One of the more unusual new shows of the fall is “Sleepy Hollow,” which turns Washington Irving’s “Legend of Sleepy Hollow” into a modern-day fantasy adventure mixed with a investigatory procedural.

The Fox pilot opens with Ichabod Crane, a Revolutionary War soldier, fighting the British on a gray battlefield. In short order, a British soldier wielding an ax rides up. Wearing a mask and coming across like Jason Vorhees, the warrior seems impervious to bullets but dies – or does he? – when Crane beheads him.

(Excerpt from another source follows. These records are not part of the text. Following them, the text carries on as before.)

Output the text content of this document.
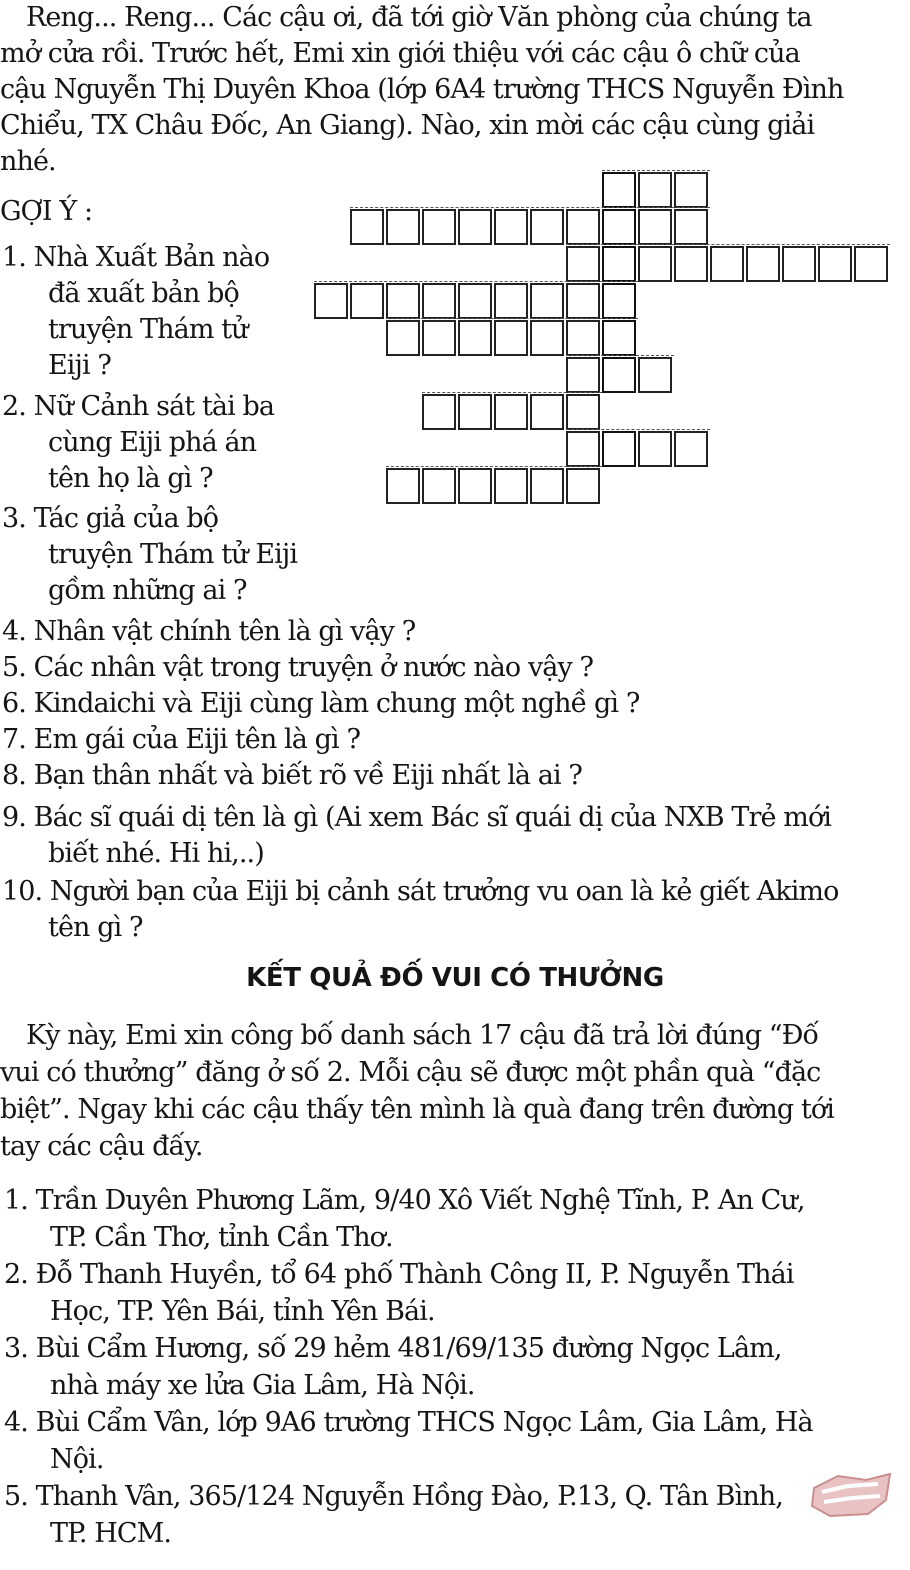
Reng... Reng... Các cậu ơi, đã tới giờ Văn phòng của chúng ta

mở cửa rồi. Trước hết, Emi xin giới thiệu với các cậu ô chữ của

cậu Nguyễn Thị Duyên Khoa (lớp 6A4 trường THCS Nguyễn Đình

Chiểu, TX Châu Đốc, An Giang). Nào, xin mời các cậu cùng giải

nhé.

GỢI Ý :

1. Nhà Xuất Bản nào

đã xuất bản bộ

truyện Thám tử

Eiji ?

2. Nữ Cảnh sát tài ba

cùng Eiji phá án

tên họ là gì ?

3. Tác giả của bộ

truyện Thám tử Eiji

gồm những ai ?

4. Nhân vật chính tên là gì vậy ?

5. Các nhân vật trong truyện ở nước nào vậy ?

6. Kindaichi và Eiji cùng làm chung một nghề gì ?

7. Em gái của Eiji tên là gì ?

8. Bạn thân nhất và biết rõ về Eiji nhất là ai ?

9. Bác sĩ quái dị tên là gì (Ai xem Bác sĩ quái dị của NXB Trẻ mới

biết nhé. Hi hi,..)

10. Người bạn của Eiji bị cảnh sát trưởng vu oan là kẻ giết Akimo

tên gì ?

KẾT QUẢ ĐỐ VUI CÓ THƯỞNG

Kỳ này, Emi xin công bố danh sách 17 cậu đã trả lời đúng “Đố

vui có thưởng” đăng ở số 2. Mỗi cậu sẽ được một phần quà “đặc

biệt”. Ngay khi các cậu thấy tên mình là quà đang trên đường tới

tay các cậu đấy.

1. Trần Duyên Phương Lãm, 9/40 Xô Viết Nghệ Tĩnh, P. An Cư,

TP. Cần Thơ, tỉnh Cần Thơ.

2. Đỗ Thanh Huyền, tổ 64 phố Thành Công II, P. Nguyễn Thái

Học, TP. Yên Bái, tỉnh Yên Bái.

3. Bùi Cẩm Hương, số 29 hẻm 481/69/135 đường Ngọc Lâm,

nhà máy xe lửa Gia Lâm, Hà Nội.

4. Bùi Cẩm Vân, lớp 9A6 trường THCS Ngọc Lâm, Gia Lâm, Hà

Nội.

5. Thanh Vân, 365/124 Nguyễn Hồng Đào, P.13, Q. Tân Bình,

TP. HCM.
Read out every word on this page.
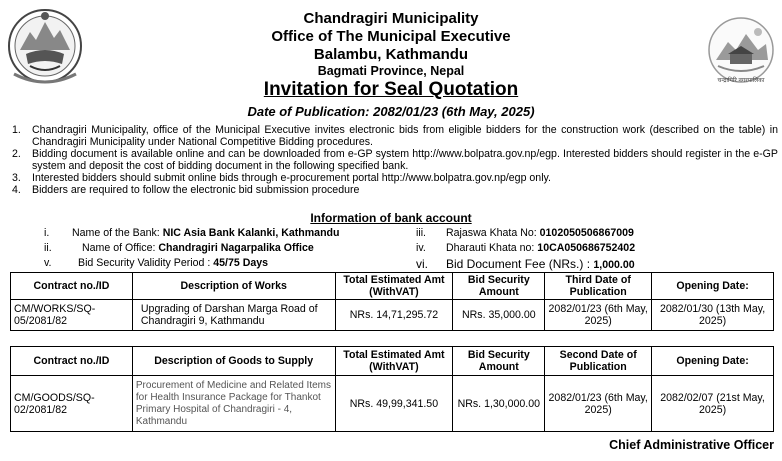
चन्द्रागिरि नगरपालिका
Chandragiri Municipality
Office of The Municipal Executive
Balambu, Kathmandu
Bagmati Province, Nepal
Invitation for Seal Quotation
Date of Publication: 2082/01/23 (6th May, 2025)
1.	Chandragiri Municipality, office of the Municipal Executive invites electronic bids from eligible bidders for the construction work (described on the table) in Chandragiri Municipality under National Competitive Bidding procedures.
2.	Bidding document is available online and can be downloaded from e-GP system http://www.bolpatra.gov.np/egp. Interested bidders should register in the e-GP system and deposit the cost of bidding document in the following specified bank.
3.	Interested bidders should submit online bids through e-procurement portal http://www.bolpatra.gov.np/egp only.
4.	Bidders are required to follow the electronic bid submission procedure
Information of bank account
i. Name of the Bank: NIC Asia Bank Kalanki, Kathmandu
ii.	Name of Office: Chandragiri Nagarpalika Office
v.	Bid Security Validity Period : 45/75 Days
iii. Rajaswa Khata No: 0102050506867009
iv. Dharauti Khata no: 10CA050686752402
vi. Bid Document Fee (NRs.) : 1,000.00
Contract no./ID	Description of Works	Total Estimated Amt (WithVAT)	Bid Security Amount	Third Date of Publication	Opening Date:
CM/WORKS/SQ-05/2081/82	Upgrading of Darshan Marga Road of Chandragiri 9, Kathmandu	NRs. 14,71,295.72	NRs. 35,000.00	2082/01/23 (6th May, 2025)	2082/01/30 (13th May, 2025)
Contract no./ID	Description of Goods to Supply	Total Estimated Amt (WithVAT)	Bid Security Amount	Second Date of Publication	Opening Date:
CM/GOODS/SQ-02/2081/82	Procurement of Medicine and Related Items for Health Insurance Package for Thankot Primary Hospital of Chandragiri - 4, Kathmandu	NRs. 49,99,341.50	NRs. 1,30,000.00	2082/01/23 (6th May, 2025)	2082/02/07 (21st May, 2025)
Chief Administrative Officer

Cut to today and Crane, who had seemingly succumbed to battle wounds, wakes up in a grave, struggles his way above ground and is nearly run over by a truck when he stumbles upon a nearby road. The road happens to lead to the bustling modern-day village of Sleepy Hollow.

Meanwhile, the battlefield destroyer faced by Crane is now a Headless Horseman marauding through the area around Sleepy Hollow, killing and beheading people, including – dammit – the grizzled sheriff played by Clancy Brown.

Although he is initially considered a lunatic because he maintains he was personally selected by Gen. George Washington to find and kill a mercenary who just might be one of the Four Horsemen of the Apocalypse, Crane (played by Tom Mison) works with deputy Abbie Mills (Nicole Beharie) to uncover the intentions of the modern-day occultists who brought the Headless Horseman back from the dead.

It turns out there are two competing covens of witches – one good, one eeeevil – who to this day are using magic and murder to put the Horseman into play in the game leading up to the end of the world. The McGuffin? The Horseman’s skull, which he’s seriously seeking.

“Sleepy Hollow” was created by Alex Kurtzman and Bob Orci, a couple of the writers behind the recent “Star Trek” movies as well as the cult favorite “Fringe.” John Cho, who plays Sulu in the new “Trek” films, is even around, at least briefly, as Abbie’s confidant.

Mison has a nicely wry and humorous take on Crane, who is written as sarcastic as well as a fish out of water. Beharie is feisty and Orlando Jones is on hand, and dependable, as a police captain.

“Sleepy Hollow” – at least the pilot – was fun, if not overwhelming. There’s no moment where my “must watch this every week” response kicked in.

But … the climactic battle with the Horseman in a cemetery, a glimpse of their ultimate demonic foe – the series Big Bad – and a preview of a parade of demons in the episodes to come have me very nearly convinced that I’ll be checking out “Sleepy Hollow” each week.

Random observations:

Clancy Brown! But he has little more than a single scene, dammit.

The show has a nice ersatz Danny Elfman score. More reserved but still full of playful strings.

The skull in the glass jar made me think of “Futurama.”

The Headless Horseman is nicely done, with good effects and, smartly, no preference for old-timey weapons. Seeing a walking headless guy stalking our heroes with semi-automatic weapons was a pleasant surprise.